Mars avril 1994 pp.19-26

Est-ce la fin du plus grand casse-tête des jardiniers ? Jean- Marie Lespinasse, éminent spécialiste du pommier, propose de remplacer la taille par quelques interventions douces et beaucoup d'observation. Rassurant, il précise: "Les amateurs peuvent devenir aussi compétents que les arboriculteurs professionnels." Chiche!

Nous sommes à la fin du XXe siècle, et il est question de... domestiquer le pommier. Oui, I'arbre qui, au Jardin d'Eden, fut témoin de la naissance de l'humanité, ne serait encore, entre nos mains, qu'un sauvageon! Tout ce que nous avons fait jusqu'à présent avec cet arbre en matière de conduite, et plus précisément de taille, s'apparenterait au domptage d'une bête fauve. Celui qui tient ce discours provocateur sait de quoi il parle: depuis plus de trente ans, il tente de percer tous les secrets du pommier à la station de Bordeaux de l'lnstitut national de la Recherche agronomique. Jean-Marie Lespinasse en arrive à la conclusion qu'il faut remplacer le plus possible les coups de sécateur par une certaine façon de regarder l'arbre. L'arboriculteur ou le jardinier (même peu expérimenté) pourrait, selon lui, avec quelques interventions modérées, "accompagner l'arbre dans sa façon de fructifier".

Quel bonheur pour un jardinier que d'entendre ce discours quasi écologiste! Et surtout quelle surprise de le trouver dans la bouche d'un chercheur de pointe, travaillant pour les arboriculteurs les plus "industriels", bref, un "ponte" du pommier! Mais le paradoxe n'est qu'apparent: professionnels et jardiniers ont le même intérêt pour des techniques qui simplifient la conduite des arbres. Les premiers parce que cela leur enlève du travail et les seconds parce que la taille est le plus souvent un casse-tête pour eux.

A la française

Rien que pour mesurer le chemin parcouru, rappelons-nous la fameuse "taille trigemme", qui fut en vogue dans la première moitié du siècle. Ceux qui la pratiquaient devaient intervenir successivement sur toutes les coursonnes (branches fruitières) de l'arbre. Sur chacune il fallait repérer les yeux à bois, les dards, les boutons floraux, les bourses, compter ces "productions" à partir de la base de la coursonne, puis tailler au-dessus de la troisième (trigemme veut dire "à trois bourgeons). Comme aucun arbre, aucune variété n'est semblable à l'autre, il y avait une infinité de cas de taille que les manuels s'efforçaient de décrire.
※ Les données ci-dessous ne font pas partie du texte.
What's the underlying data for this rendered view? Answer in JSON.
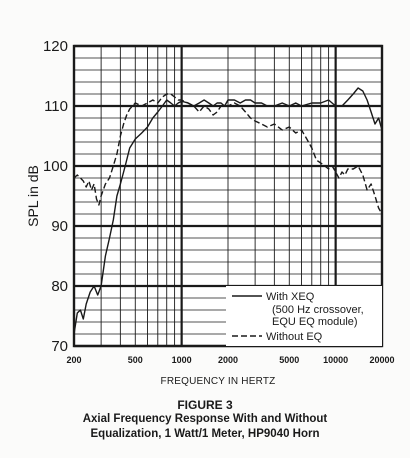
{
  "chart_data": {
    "type": "line",
    "ylabel": "SPL in dB",
    "xlabel": "FREQUENCY IN HERTZ",
    "x_scale": "log",
    "xlim": [
      200,
      20000
    ],
    "ylim": [
      70,
      120
    ],
    "grid": true,
    "legend_position": "bottom-right",
    "y_ticks": [
      70,
      80,
      90,
      100,
      110,
      120
    ],
    "x_ticks": [
      {
        "value": 200,
        "label": "200"
      },
      {
        "value": 500,
        "label": "500"
      },
      {
        "value": 1000,
        "label": "1000"
      },
      {
        "value": 2000,
        "label": "2000"
      },
      {
        "value": 5000,
        "label": "5000"
      },
      {
        "value": 10000,
        "label": "10000"
      },
      {
        "value": 20000,
        "label": "20000"
      }
    ],
    "series": [
      {
        "name": "With XEQ",
        "name_detail_lines": [
          "(500 Hz crossover,",
          "EQU EQ module)"
        ],
        "style": "solid",
        "x": [
          200,
          210,
          220,
          230,
          240,
          255,
          270,
          285,
          300,
          320,
          340,
          360,
          380,
          400,
          430,
          460,
          500,
          550,
          600,
          650,
          700,
          750,
          800,
          850,
          900,
          950,
          1000,
          1100,
          1200,
          1300,
          1400,
          1500,
          1600,
          1700,
          1800,
          1900,
          2000,
          2200,
          2400,
          2600,
          2800,
          3000,
          3300,
          3600,
          4000,
          4500,
          5000,
          5500,
          6000,
          7000,
          8000,
          9000,
          10000,
          11000,
          12000,
          13000,
          14000,
          15000,
          16000,
          17000,
          18000,
          19000,
          20000
        ],
        "y": [
          72.0,
          75.5,
          76.0,
          74.5,
          77.0,
          79.0,
          80.0,
          78.5,
          80.0,
          85.0,
          88.0,
          91.0,
          95.0,
          97.0,
          100.0,
          103.0,
          104.5,
          105.5,
          106.5,
          108.0,
          109.0,
          110.0,
          111.0,
          110.5,
          110.0,
          110.5,
          110.8,
          110.5,
          110.0,
          110.5,
          111.0,
          110.5,
          110.0,
          110.5,
          110.5,
          110.0,
          111.0,
          111.0,
          110.5,
          111.0,
          111.0,
          110.5,
          110.5,
          110.0,
          110.0,
          110.5,
          110.0,
          110.5,
          110.0,
          110.5,
          110.5,
          111.0,
          110.0,
          110.0,
          111.0,
          112.0,
          113.0,
          112.5,
          111.0,
          109.0,
          107.0,
          108.0,
          106.0
        ]
      },
      {
        "name": "Without EQ",
        "style": "dashed",
        "x": [
          200,
          210,
          220,
          230,
          240,
          250,
          260,
          270,
          280,
          290,
          300,
          320,
          340,
          360,
          380,
          400,
          420,
          440,
          460,
          480,
          500,
          550,
          600,
          650,
          700,
          750,
          800,
          850,
          900,
          950,
          1000,
          1100,
          1200,
          1300,
          1400,
          1500,
          1600,
          1700,
          1800,
          2000,
          2200,
          2400,
          2600,
          2800,
          3000,
          3300,
          3600,
          4000,
          4500,
          5000,
          5500,
          6000,
          6500,
          7000,
          7500,
          8000,
          8500,
          9000,
          9500,
          10000,
          10500,
          11000,
          11500,
          12000,
          13000,
          14000,
          15000,
          16000,
          17000,
          18000,
          19000,
          20000
        ],
        "y": [
          98.0,
          98.5,
          98.0,
          97.5,
          96.5,
          97.5,
          96.0,
          97.0,
          94.5,
          93.5,
          95.0,
          97.0,
          98.0,
          100.0,
          102.0,
          105.0,
          107.0,
          108.5,
          109.5,
          110.0,
          110.5,
          110.0,
          110.5,
          111.0,
          110.5,
          111.5,
          112.0,
          112.0,
          111.5,
          111.0,
          111.0,
          110.5,
          110.0,
          109.0,
          110.0,
          109.5,
          108.5,
          109.0,
          110.0,
          110.0,
          110.5,
          110.0,
          109.0,
          108.0,
          107.5,
          107.0,
          106.5,
          107.0,
          106.0,
          106.5,
          105.5,
          106.0,
          104.5,
          103.0,
          101.0,
          100.5,
          100.0,
          99.5,
          100.0,
          99.0,
          98.0,
          99.0,
          98.5,
          99.5,
          99.5,
          100.0,
          98.5,
          96.0,
          97.0,
          95.0,
          93.0,
          92.0
        ]
      }
    ]
  },
  "caption": {
    "figure_number": "FIGURE 3",
    "line_1": "Axial Frequency Response With and Without",
    "line_2": "Equalization, 1 Watt/1 Meter, HP9040 Horn"
  },
  "colors": {
    "line": "#1a1a1a",
    "grid": "#1a1a1a",
    "background": "#fbfbfa"
  }
}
Cette taille sévère, analytique, maîtrisée, ne fut pratiquée que par nous, Français. Sans doute convient-elle à notre style de jardinage favori, tout en symétrie et régularité. II faut également avouer que c'est la seule méthode qui permette de faire paraître et grossir un fruit exactement là où l'on veut. Et que ce fruit soit le plus souvent gros et bien coloré, résultat flatteur pour l'amour-propre du jardinier. L'arbre ainsi traité présente l'avantage d'être compact, donc peu encombrant et facile à entretenir. La taille trigemme est, en réalité, la seule qui soit compatible avec les formes d'arbres artificielles à vocation décorative que sont le cordon horizontal et la palmette, sans parler du croisillon, de la torsade et du vase, maintenant passés de mode.

Mais, revers de la médaille, cette taille à la française fut, et est encore, la cause de l'infertilité de nombre de petite arbres fruitiers dans les jardins de l'Hexagone. En effet, chaque forme de pommier, chaque variété, chaque terroir nécessiterait une adaptation de la règle générale. Rappelons-nous l'objectif de cette taille: il faut affaiblir l'arbre en le taillant sévèrement plusieurs années de suite de façon à ce que, criant grâce, il concentre sa sève sur les boutons à fruits. Cela marche bien sur des pommiers naturellement peu ou moyennement vigoureux. Mais un pommier de variété très vigoureuse ne se laissera pas volontiers affaiblir, surtout s'il pousse dans une terre fertile et fraîche. Chaque année il produira de beaux rameaux, mais sa sève ne sera jamais assez ralentie pour que des yeux à bois se transforment en dards puis en boutons floraux susceptibles de donner des fruits. Quel jardinier n'a connu de ces pommiers magnifiques régulièrement taillés mais ne portant jamais aucun fruit?

Malgré toutes ces difficultés, la taille courte est encore considérée comme la taille par excellence par les jardiniers français. Pour en avoir la preuve, contez une édition récente du Guide Clause, ouvrage de référence s'il en est, ou suivez les célèbres cours d'arboriculture dispensés au Jardin du Luxembourg.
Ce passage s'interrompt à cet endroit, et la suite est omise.